The argument has been made that road infrastructure improvement would benefit the whole population, cost less and be completed much faster.
The benefit of moving freight quickly by rail does not matter as much because freight can move slowly while not having a great effect on the market, the seller or the buyer.
Now we move to Nigeria.
Much has been made of Chinese investment in rail in our nation.
Now the news comes that global giant GE has struck a deal with the Federal Government for a $5bn investment in our nations rail infrastructure and rolling stock.
Simply huge figures should attract huge scrutiny.
This will undoubtedly not happen.
What counts for Kenya counts for us too.
The opportunity for siphoning funds is huge and we all know that any self respecting official or the Minister for Transport himself would ensure that their foreign bank accounts get full to the brim.
However, the mainstream media looks like it will clap like seals as the FG announces a huge foreign investment in the country instead of scrutinising the government’s actions and assessing the value of the deal for our fellow citizens.
So far the details of the deal are not clear.
But true to form the photo opportunity has been taken (see Naira Insider article grin, Shake, grab).
Regardless of the obvious flaws and the opportunity GE has seen to earn interest on its investment and utilise it’s surplus steel, it appears to this writer, that the case for railways in Nigeria is currently flawed.
Rail was successful in the European Industrial revolution as a method of transporting people and goods along set routes when there was no motor engine that could move people and goods more specifically from point A to point B.
Bulk goods and commodities are still moved along established rail lines slowly but relatively cheaply as the network is established.
In Nigeria, the context is different.
We have no operable or extensive existing network, so the cost per mile of moving freight must include a 20 to 30 year payback of the network construction .
This business case could never be made to stack up.
In addition, there are not sufficient goods or commodities produced to keep the rail network busy.
It might be argued that Rail is an enabler to industrial growth by supporting movement of goods and raw materials, but in reality there are many bigger blocks to efficient production and markets, that have to be removed before a rail network would become a material benefit.

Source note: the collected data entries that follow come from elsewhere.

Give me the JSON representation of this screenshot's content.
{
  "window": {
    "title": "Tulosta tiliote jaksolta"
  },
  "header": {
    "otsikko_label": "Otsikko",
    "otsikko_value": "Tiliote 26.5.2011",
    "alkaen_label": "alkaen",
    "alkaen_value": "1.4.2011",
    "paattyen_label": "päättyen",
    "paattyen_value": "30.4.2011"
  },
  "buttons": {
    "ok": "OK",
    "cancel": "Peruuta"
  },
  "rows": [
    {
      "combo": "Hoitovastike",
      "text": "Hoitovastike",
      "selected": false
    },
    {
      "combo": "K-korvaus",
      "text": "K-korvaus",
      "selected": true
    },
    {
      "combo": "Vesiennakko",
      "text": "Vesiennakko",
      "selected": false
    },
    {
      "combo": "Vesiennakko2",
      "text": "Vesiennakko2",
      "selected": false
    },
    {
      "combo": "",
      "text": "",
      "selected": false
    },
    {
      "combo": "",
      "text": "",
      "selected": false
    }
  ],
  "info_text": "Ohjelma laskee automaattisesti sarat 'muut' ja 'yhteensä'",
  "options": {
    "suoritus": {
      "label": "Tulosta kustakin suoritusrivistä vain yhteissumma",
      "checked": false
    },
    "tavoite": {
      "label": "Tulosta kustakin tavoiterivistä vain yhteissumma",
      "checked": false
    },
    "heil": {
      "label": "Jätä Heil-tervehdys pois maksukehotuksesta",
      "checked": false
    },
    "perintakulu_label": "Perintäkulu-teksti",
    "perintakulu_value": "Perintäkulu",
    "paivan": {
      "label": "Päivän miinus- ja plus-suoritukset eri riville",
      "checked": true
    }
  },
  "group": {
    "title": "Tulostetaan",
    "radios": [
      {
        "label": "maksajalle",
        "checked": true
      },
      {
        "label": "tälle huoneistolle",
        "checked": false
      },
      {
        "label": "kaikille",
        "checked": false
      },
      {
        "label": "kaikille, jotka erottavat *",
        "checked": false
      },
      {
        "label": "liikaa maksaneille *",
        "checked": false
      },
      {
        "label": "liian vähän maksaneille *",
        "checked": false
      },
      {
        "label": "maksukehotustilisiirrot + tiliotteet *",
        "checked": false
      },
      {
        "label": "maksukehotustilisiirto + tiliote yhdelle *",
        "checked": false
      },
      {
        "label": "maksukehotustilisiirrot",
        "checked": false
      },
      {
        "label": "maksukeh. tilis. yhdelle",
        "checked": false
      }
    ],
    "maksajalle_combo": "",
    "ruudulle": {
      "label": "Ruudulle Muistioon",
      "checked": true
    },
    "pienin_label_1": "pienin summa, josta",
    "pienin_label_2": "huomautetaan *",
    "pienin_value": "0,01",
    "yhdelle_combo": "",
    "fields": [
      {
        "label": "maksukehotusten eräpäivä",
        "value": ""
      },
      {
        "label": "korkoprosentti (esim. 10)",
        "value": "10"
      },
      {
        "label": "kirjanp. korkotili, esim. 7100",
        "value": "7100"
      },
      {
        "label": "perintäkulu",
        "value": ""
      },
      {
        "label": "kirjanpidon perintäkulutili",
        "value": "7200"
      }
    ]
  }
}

Finally, according to all state governors, as all states wish to be multi industrial production centres, the rail network would have to cris-cross the country to support this, something that will never be financially viable.
Given the choice of road, air or rail, consumers in most countries choose a combination of road and air.
So if the movement of consumers, raw materials and goods could be efficiently and more flexibly supported by a road and air network and supporting logistics industry, why is the FG hell bent on rail?
The answer must lie in the gaping depths of the trouser pockets of officials.
$5bn of investment would go a very long way when applied to roads.
But rail is less transparent and can attract a huge opaque lump sum financing deal.
Lack of transparency and opacity are the friends of hungry officials.
When you add to this the shear size of the chop it appears that rail is impossible to resist.